Джек был в отчаянии. Он чувствовал, что где-то между ними витают нужные слова, но, черт побери, как найти их?

– Ладно. Пусть остаются обычными.

– Спасибо. Удачной поездки. О'кей?

– Она будет удачной.

– Спокойной ночи.

– Спокойной ночи. – Джек захлопнул мобильник и сидел в одиночестве на ступеньке лестницы. «Обычное» ему уже не нравилось.

30

Настенные писсуары в мужском туалете опять кто-то расколол, и двое парней справляли малую нужду в единственной кабинке. Тогда Тео вышел через заднюю дверь на аллею за клубом. Он нашел темное удобное место между двумя запаркованными автомашинами, но убедился в том, что этим местом кто-то уже воспользовался.

– Сукин сын, – выругался он, вытаскивая ногу из того, во что наступил.

Тео пошел дальше по темной аллее, но неожиданно для себя сосредоточился на своем разговоре с Джеком, а не на переполненном мочевом пузыре. Вообще-то он не все рассказал своему другу о том, почему летит в Африку. Конечно, это интересно, но гораздо важнее то, что Джек, воспользовавшись таким парнем, как Тео, избежит ненужных осложнений. Однако Тео руководствовался и личными мотивами. Полиция обращала все больше внимания на его брата, подозревая его в убийстве Салли Феннинг, а Тео сознавал во всей полноте свой долг перед Татумом.

Аллея с каждым шагом становилась темнее. Наконец Тео остановился и огляделся. С обеих сторон его окружали задние стены строений – баров, аптек, прачечных самообслуживания. В половине квартала впереди виднелось большое светящееся пятно – Шестнадцатая улица. Это напоминало свет в конце туннеля, вошедший в пословицу. Стены из шлакобетона были покрашены в бежевый и белый цвета, а все двери и окна защищены черными металлическими решетками. Прищурившись, Тео увидел внутренним взором ряды рук, держащихся за прутья железных решеток. Эти руки без лиц в его сознании ассоциировались с тревожными голосами, раздававшимися из боксов, когда он сидел в камере смертников. Эти воспоминания Тео гнал от себя. Но теперь, когда его брат оказался в опасности, зарешеченные окна и двери напомнили ему ту ночь, которая, как он считал, будет последней в его жизни.
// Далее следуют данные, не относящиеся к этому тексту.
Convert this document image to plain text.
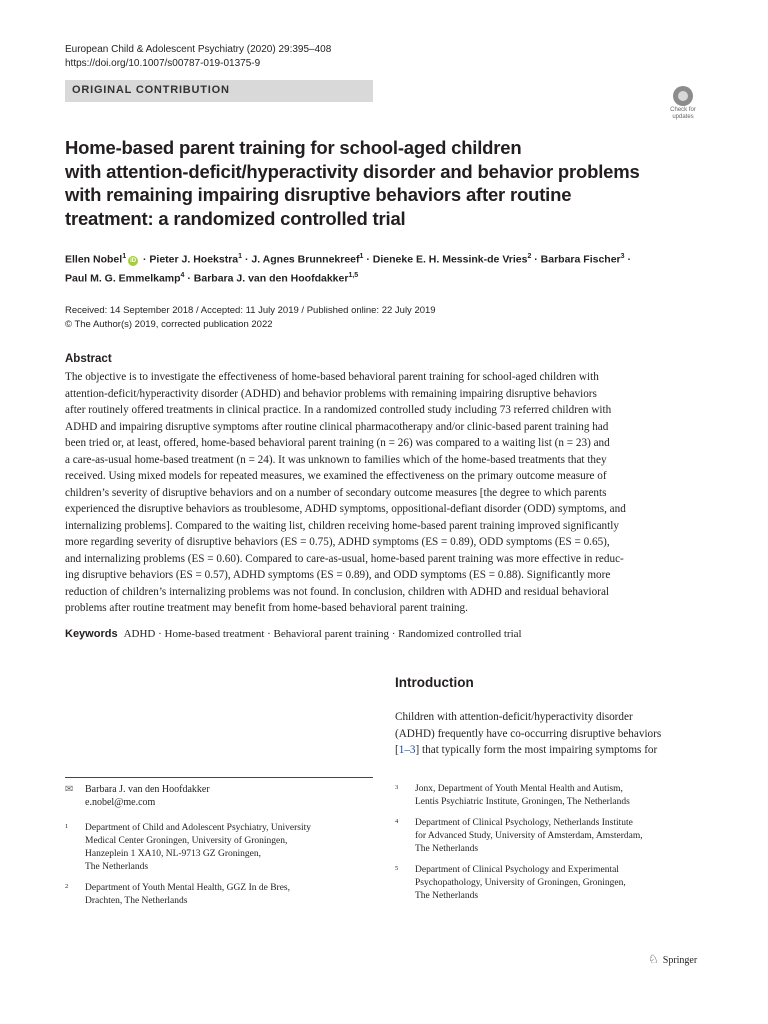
European Child & Adolescent Psychiatry (2020) 29:395–408
https://doi.org/10.1007/s00787-019-01375-9
ORIGINAL CONTRIBUTION
Check for
updates
Home-based parent training for school-aged children
with attention-deficit/hyperactivity disorder and behavior problems
with remaining impairing disruptive behaviors after routine
treatment: a randomized controlled trial
Ellen Nobel$^1$iD · Pieter J. Hoekstra$^1$ · J. Agnes Brunnekreef$^1$ · Dieneke E. H. Messink-de Vries$^2$ · Barbara Fischer$^3$ ·
Paul M. G. Emmelkamp$^4$ · Barbara J. van den Hoofdakker$^{1,5}$
Received: 14 September 2018 / Accepted: 11 July 2019 / Published online: 22 July 2019
© The Author(s) 2019, corrected publication 2022
Abstract
The objective is to investigate the effectiveness of home-based behavioral parent training for school-aged children with
attention-deficit/hyperactivity disorder (ADHD) and behavior problems with remaining impairing disruptive behaviors
after routinely offered treatments in clinical practice. In a randomized controlled study including 73 referred children with
ADHD and impairing disruptive symptoms after routine clinical pharmacotherapy and/or clinic-based parent training had
been tried or, at least, offered, home-based behavioral parent training (n = 26) was compared to a waiting list (n = 23) and
a care-as-usual home-based treatment (n = 24). It was unknown to families which of the home-based treatments that they
received. Using mixed models for repeated measures, we examined the effectiveness on the primary outcome measure of
children’s severity of disruptive behaviors and on a number of secondary outcome measures [the degree to which parents
experienced the disruptive behaviors as troublesome, ADHD symptoms, oppositional-defiant disorder (ODD) symptoms, and
internalizing problems]. Compared to the waiting list, children receiving home-based parent training improved significantly
more regarding severity of disruptive behaviors (ES = 0.75), ADHD symptoms (ES = 0.89), ODD symptoms (ES = 0.65),
and internalizing problems (ES = 0.60). Compared to care-as-usual, home-based parent training was more effective in reduc-
ing disruptive behaviors (ES = 0.57), ADHD symptoms (ES = 0.89), and ODD symptoms (ES = 0.88). Significantly more
reduction of children’s internalizing problems was not found. In conclusion, children with ADHD and residual behavioral
problems after routine treatment may benefit from home-based behavioral parent training.
Keywords ADHD · Home-based treatment · Behavioral parent training · Randomized controlled trial
Introduction
Children with attention-deficit/hyperactivity disorder
(ADHD) frequently have co-occurring disruptive behaviors
[1–3] that typically form the most impairing symptoms for
✉ Barbara J. van den Hoofdakker
e.nobel@me.com
1 Department of Child and Adolescent Psychiatry, University
Medical Center Groningen, University of Groningen,
Hanzeplein 1 XA10, NL-9713 GZ Groningen,
The Netherlands
2 Department of Youth Mental Health, GGZ In de Bres,
Drachten, The Netherlands
3 Jonx, Department of Youth Mental Health and Autism,
Lentis Psychiatric Institute, Groningen, The Netherlands
4 Department of Clinical Psychology, Netherlands Institute
for Advanced Study, University of Amsterdam, Amsterdam,
The Netherlands
5 Department of Clinical Psychology and Experimental
Psychopathology, University of Groningen, Groningen,
The Netherlands
♘ Springer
Тео сидел с одной стороны стеклянной тюремной перегородки, его брат Татум – другой. Брата, казалось, очень занимала его бритая голова.

– Что случилось с твоими волосами, братишка?

– Обычная процедура, – ответил Тео. Тюремный парикмахер уже побрил его голову и лодыжки, чтобы обеспечить более надежный контакт между телом Тео и смертоносным напряжением в проводниках электрического стула.

– Свайтек пугает меня, – сказал Татум. – Что теперь задерживает его, черт побери? Он до сих пор никогда не исчезал на такое время.

– Он делает что может. Иногда тебе просто не хватает дерьма, чтобы измазать им стену.

– Тогда найми другого защитника.

– Здесь не дают новых защитников в вечер перед казнью.

– Но тебе нужно больше времени. И мне нужно больше времени.

С того дня, когда Тео был объявлен приговор, Татум поклялся проследить за каждым членом «Гроув Лордс», запугивать их, избивать, разбивать им черепа, делать все, что нужно, лишь бы узнать, кто из них на самом деле заходил в тот универмаг и убил кассира.

– Я ценю все, что ты для меня сделал, но… – Тео умолк.

– Никаких «но». И не начинай сейчас свое прощальное дерьмо.

– Против фактов не попрешь.

– Факт в том, что ты не делал этого.

– Думаешь, я первый невинный человек, попавший в камеру смертников?

– Одно дело – сидеть здесь. Другое же дело – они не имеют права казнить тебя, черт побери.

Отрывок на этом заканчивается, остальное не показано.